Well, I think it's because it failed before.  New users can come anytime
and do whatever they want (or can).  They might pass 100 failing events
with 1 successful event and it will give a ton of warnings with this.
So it'd be better ratelimit the message and make it optional (with -v).

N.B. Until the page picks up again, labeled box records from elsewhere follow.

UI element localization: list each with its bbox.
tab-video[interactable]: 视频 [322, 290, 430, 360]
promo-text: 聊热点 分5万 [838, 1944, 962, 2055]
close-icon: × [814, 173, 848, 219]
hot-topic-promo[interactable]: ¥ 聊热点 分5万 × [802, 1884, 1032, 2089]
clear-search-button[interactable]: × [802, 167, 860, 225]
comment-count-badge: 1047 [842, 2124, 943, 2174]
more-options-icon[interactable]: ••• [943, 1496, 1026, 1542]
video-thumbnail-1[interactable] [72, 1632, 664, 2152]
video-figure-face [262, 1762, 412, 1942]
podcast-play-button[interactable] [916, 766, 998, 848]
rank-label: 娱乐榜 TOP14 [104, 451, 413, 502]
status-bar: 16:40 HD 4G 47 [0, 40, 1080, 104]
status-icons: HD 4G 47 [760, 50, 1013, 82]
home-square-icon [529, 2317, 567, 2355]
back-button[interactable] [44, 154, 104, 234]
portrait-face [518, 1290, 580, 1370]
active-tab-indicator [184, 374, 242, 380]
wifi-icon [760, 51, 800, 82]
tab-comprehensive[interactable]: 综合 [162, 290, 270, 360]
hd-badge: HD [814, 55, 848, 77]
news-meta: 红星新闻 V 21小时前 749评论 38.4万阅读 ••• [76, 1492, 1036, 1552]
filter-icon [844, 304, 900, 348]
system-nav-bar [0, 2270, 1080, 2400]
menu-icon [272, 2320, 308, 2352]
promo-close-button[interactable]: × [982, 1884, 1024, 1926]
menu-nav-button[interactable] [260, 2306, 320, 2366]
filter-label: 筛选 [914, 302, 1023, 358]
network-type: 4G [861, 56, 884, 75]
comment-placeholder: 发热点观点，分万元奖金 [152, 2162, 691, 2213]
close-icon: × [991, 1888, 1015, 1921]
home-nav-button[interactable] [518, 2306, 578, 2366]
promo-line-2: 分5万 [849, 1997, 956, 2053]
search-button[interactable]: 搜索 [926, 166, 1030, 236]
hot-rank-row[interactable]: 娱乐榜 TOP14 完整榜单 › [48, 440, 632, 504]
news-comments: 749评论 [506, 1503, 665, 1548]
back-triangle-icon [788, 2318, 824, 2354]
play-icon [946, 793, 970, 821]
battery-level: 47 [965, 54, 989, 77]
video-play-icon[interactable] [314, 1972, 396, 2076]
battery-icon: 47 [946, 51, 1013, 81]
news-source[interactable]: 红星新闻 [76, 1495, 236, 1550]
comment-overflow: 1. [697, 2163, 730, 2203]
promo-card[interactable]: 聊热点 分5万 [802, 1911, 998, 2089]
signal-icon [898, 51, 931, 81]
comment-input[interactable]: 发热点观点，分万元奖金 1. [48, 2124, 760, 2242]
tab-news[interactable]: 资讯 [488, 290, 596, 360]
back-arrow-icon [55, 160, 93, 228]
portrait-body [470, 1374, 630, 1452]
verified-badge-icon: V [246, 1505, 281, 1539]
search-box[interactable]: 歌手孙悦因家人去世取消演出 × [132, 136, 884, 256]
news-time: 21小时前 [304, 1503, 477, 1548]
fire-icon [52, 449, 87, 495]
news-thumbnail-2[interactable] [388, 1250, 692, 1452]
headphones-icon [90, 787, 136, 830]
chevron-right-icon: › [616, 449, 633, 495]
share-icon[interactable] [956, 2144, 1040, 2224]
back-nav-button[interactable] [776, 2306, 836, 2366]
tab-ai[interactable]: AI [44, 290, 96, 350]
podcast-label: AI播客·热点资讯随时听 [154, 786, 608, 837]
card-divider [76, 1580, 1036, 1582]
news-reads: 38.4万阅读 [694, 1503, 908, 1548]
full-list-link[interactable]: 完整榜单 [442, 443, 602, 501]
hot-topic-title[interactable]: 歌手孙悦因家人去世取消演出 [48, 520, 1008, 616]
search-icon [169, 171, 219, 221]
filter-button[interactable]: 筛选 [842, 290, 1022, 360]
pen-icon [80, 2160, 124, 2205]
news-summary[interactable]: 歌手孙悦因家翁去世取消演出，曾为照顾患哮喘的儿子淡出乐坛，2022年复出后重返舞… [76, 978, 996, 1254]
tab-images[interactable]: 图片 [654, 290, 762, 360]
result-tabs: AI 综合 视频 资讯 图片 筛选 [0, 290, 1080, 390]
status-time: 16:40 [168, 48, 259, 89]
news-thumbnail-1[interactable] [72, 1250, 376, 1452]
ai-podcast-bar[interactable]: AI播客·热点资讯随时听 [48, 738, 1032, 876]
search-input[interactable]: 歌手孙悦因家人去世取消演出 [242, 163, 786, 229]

But more importantly, I think we should agree on the patch 4 first.

Thanks,
Namhyung


> I'm not offended by seeing the event was being opened on >1 PMU. For the
> only currently succeeding situation where this will now warn, the
> cycles case on Neoverse because of the buggy event name in ARM's SLC
> PMU, there will be 1 warning. For my example the appropriate fix is to
> remove the data_read event. For the Neoverse case, specifying the PMU
> resolves the issue until ARM fixes their driver.